Les Elections en Turquie
D’abord les élections turques. Fait rare en Orient, elles ont été une surprise ; ce qui prouve que la liberté de vote a été respectée. Le parti de la justice opposé à la junte militaire du Général Gursel a rejoint et parfois dépassé, au Sénat en particulier, le nombre de voix du parti républicain soutenu par le Général et l’ancien président Inonu. On a dit que c’était la revanche des pendus. L’exécution brutale de Mendérès et de ses collaborateurs avait indigné l’opinion internationale et le pays même avait été éprouvé. Mais le mobile de cette revanche électorale est plus profond et remonte à Ataturk lui-même ; la masse paysanne avait suivi Mendérès parce qu’il avait rétabli les usages et remis en faveur la religion musulmane. Le vote d’hier est surtout dirigé contre le modernisme et la laïcité et les réformes sociales poursuivies par les militaires et certains milieux bourgeois et progressistes. Les deux tendances sont aujourd’hui de forces à peu près égales, ce qui rendra l’équilibre politique difficile. Mais le sentiment national est vivant et la frontière avec l’U.R.S.S. n’est pas loin, ce qui ne permet pas à l’anarchie de désagréger l’Etat. L’Union nationale se refera.

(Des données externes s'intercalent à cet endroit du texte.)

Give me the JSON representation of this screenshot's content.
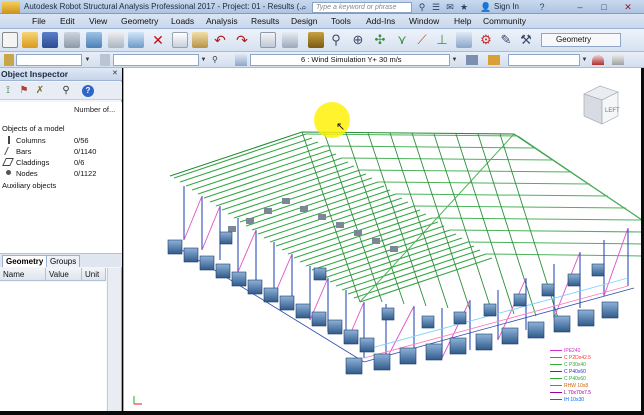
{
  "titlebar": {
    "title": "Autodesk Robot Structural Analysis Professional 2017 - Project: 01 - Results (...",
    "search_placeholder": "Type a keyword or phrase",
    "sign_in": "Sign In"
  },
  "menu": {
    "items": [
      "File",
      "Edit",
      "View",
      "Geometry",
      "Loads",
      "Analysis",
      "Results",
      "Design",
      "Tools",
      "Add-Ins",
      "Window",
      "Help",
      "Community"
    ]
  },
  "toolbar1": {
    "geometry_dropdown": "Geometry"
  },
  "toolbar2": {
    "load_case": "6 : Wind Simulation Y+ 30 m/s"
  },
  "object_inspector": {
    "title": "Object Inspector",
    "col_number": "Number of...",
    "root": "Objects of a model",
    "nodes": [
      {
        "label": "Columns",
        "count": "0/56"
      },
      {
        "label": "Bars",
        "count": "0/1140"
      },
      {
        "label": "Claddings",
        "count": "0/6"
      },
      {
        "label": "Nodes",
        "count": "0/1122"
      }
    ],
    "auxiliary": "Auxiliary objects",
    "tabs": [
      "Geometry",
      "Groups"
    ],
    "prop_cols": [
      "Name",
      "Value",
      "Unit"
    ]
  },
  "viewcube": {
    "face_label": "LEFT"
  },
  "legend": {
    "colors": [
      "#cc33cc",
      "#ff3333",
      "#33aa33",
      "#3333cc",
      "#990099",
      "#cc6600",
      "#0066ff"
    ],
    "items": [
      "IPE240",
      "C P2Dx42.5",
      "C P30x40",
      "C P40x60",
      "C P40x60",
      "RHW 10x8",
      "L 70x70x7.5",
      "IH 10x30"
    ]
  }
}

La Fin de la Révolte en Angola
La rébellion angolaise est terminée, le Président Salazar du moins l’affirme et le silence des insurgés prouve qu’il n’est pas loin d’avoir raison ; le bilan de cette guerre aux confins du Congo est lourd de pertes matérielles et humaines. La courageuse armée portugaise a réussi où de plus puissantes qu’elle ont échoué. Tout n’est pas réglé là-bas, il s’en faut et la rébellion a trop d’appuis extérieurs pour abandonner la partie. Mais elle a perdu tout appui à l’intérieur du pays où elle n’en avait d’ailleurs jamais eu beaucoup et il lui faudra du temps pour se reconstituer. Le dernier empire colonial du monde occidental est toujours debout. Ce fait commanderait trop de réflexions, mieux vaut se taire.
Le Socialisme Arabe
La colère de Nasser après la perte de la Syrie, s’est tournée vers les quelques riches propriétaires et anciens ministres de la monarchie de Farouk qui demeuraient encore dans le pays. Spoliations, emprisonnements, cela s’appelle la troisième révolution. Nasser veut faire son « Socialisme arabe » comme il dit. Mais la ruine des riches n’a jamais enrichi une nation. C’est toujours le contraire. Les Fellahs du Nil, toujours aussi misérables, et qui sont vingt-cinq millions sur une bande étroite de terre, n’en seront pas mieux nourris, même si on leur sert une nouvelle idéologie. D’autres en ont fait l’expérience.